The firms moving fastest to capture that window — and to build repeatable AI delivery methodologies before the market commoditizes — are the ones most likely to hit targets like Alvarez & Marsal's $3.5 billion goal.
What to Watch
Several dynamics will determine whether these targets are achievable:
Enterprise AI budget allocation remains in flux. Many organizations are still in pilot or early deployment phases. The translation of AI enthusiasm into committed, multi-year contract value — the kind that shows up in ServiceNow's subscription revenue — is the critical variable.
Competitive pressure on Now Assist is intensifying. Microsoft Copilot, Salesforce Agentforce, and a range of point-solution AI vendors are all competing for workflow automation budgets. ServiceNow's advantage is platform depth and integration, but differentiation will need to be demonstrated in measurable productivity outcomes.
The consulting model's resilience to AI disruption is still being tested.
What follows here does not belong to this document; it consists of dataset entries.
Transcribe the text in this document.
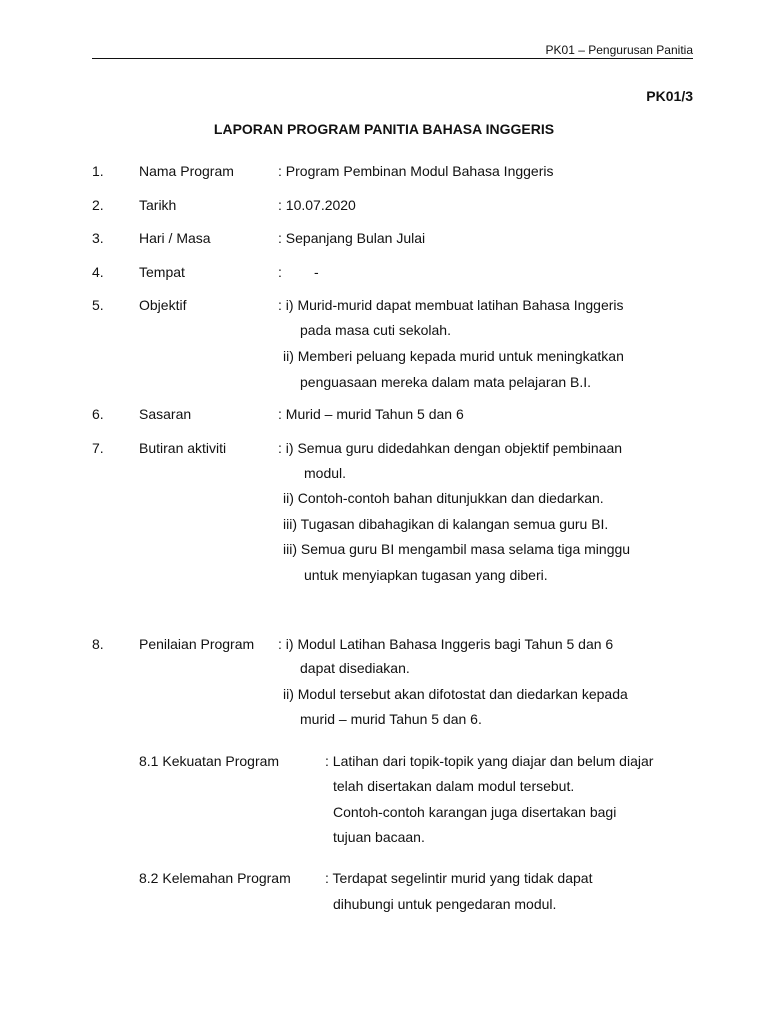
PK01 – Pengurusan Panitia
PK01/3
LAPORAN PROGRAM PANITIA BAHASA INGGERIS
1.	Nama Program	: Program Pembinan Modul Bahasa Inggeris
2.	Tarikh	: 10.07.2020
3.	Hari / Masa	: Sepanjang Bulan Julai
4.	Tempat	: -
5.	Objektif	: i) Murid-murid dapat membuat latihan Bahasa Inggeris
pada masa cuti sekolah.
ii) Memberi peluang kepada murid untuk meningkatkan
penguasaan mereka dalam mata pelajaran B.I.
6.	Sasaran	: Murid – murid Tahun 5 dan 6
7.	Butiran aktiviti	: i) Semua guru didedahkan dengan objektif pembinaan
modul.
ii) Contoh-contoh bahan ditunjukkan dan diedarkan.
iii) Tugasan dibahagikan di kalangan semua guru BI.
iii) Semua guru BI mengambil masa selama tiga minggu
untuk menyiapkan tugasan yang diberi.
8.	Penilaian Program : i) Modul Latihan Bahasa Inggeris bagi Tahun 5 dan 6
dapat disediakan.
ii) Modul tersebut akan difotostat dan diedarkan kepada
murid – murid Tahun 5 dan 6.
8.1 Kekuatan Program	: Latihan dari topik-topik yang diajar dan belum diajar
telah disertakan dalam modul tersebut.
Contoh-contoh karangan juga disertakan bagi
tujuan bacaan.
8.2 Kelemahan Program : Terdapat segelintir murid yang tidak dapat
dihubungi untuk pengedaran modul.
If AI genuinely compresses delivery timelines by 30–50%, firms like Alvarez & Marsal must either grow volume significantly or develop new high-value service lines to maintain revenue growth — which is precisely what the $3.5 billion AI revenue target is designed to accomplish.
For technology decision-makers and enterprise buyers, the message is unambiguous: the vendors and advisors they work with are restructuring their businesses around AI delivery. Procurement strategies, contract structures, and vendor evaluation criteria will all need to evolve accordingly.
The $30 billion and $3.5 billion figures are not just corporate targets. They are a forecast of where enterprise value creation is heading — and a signal that the window for organizations to build internal AI competency, before external dependency becomes structural, is narrowing fast.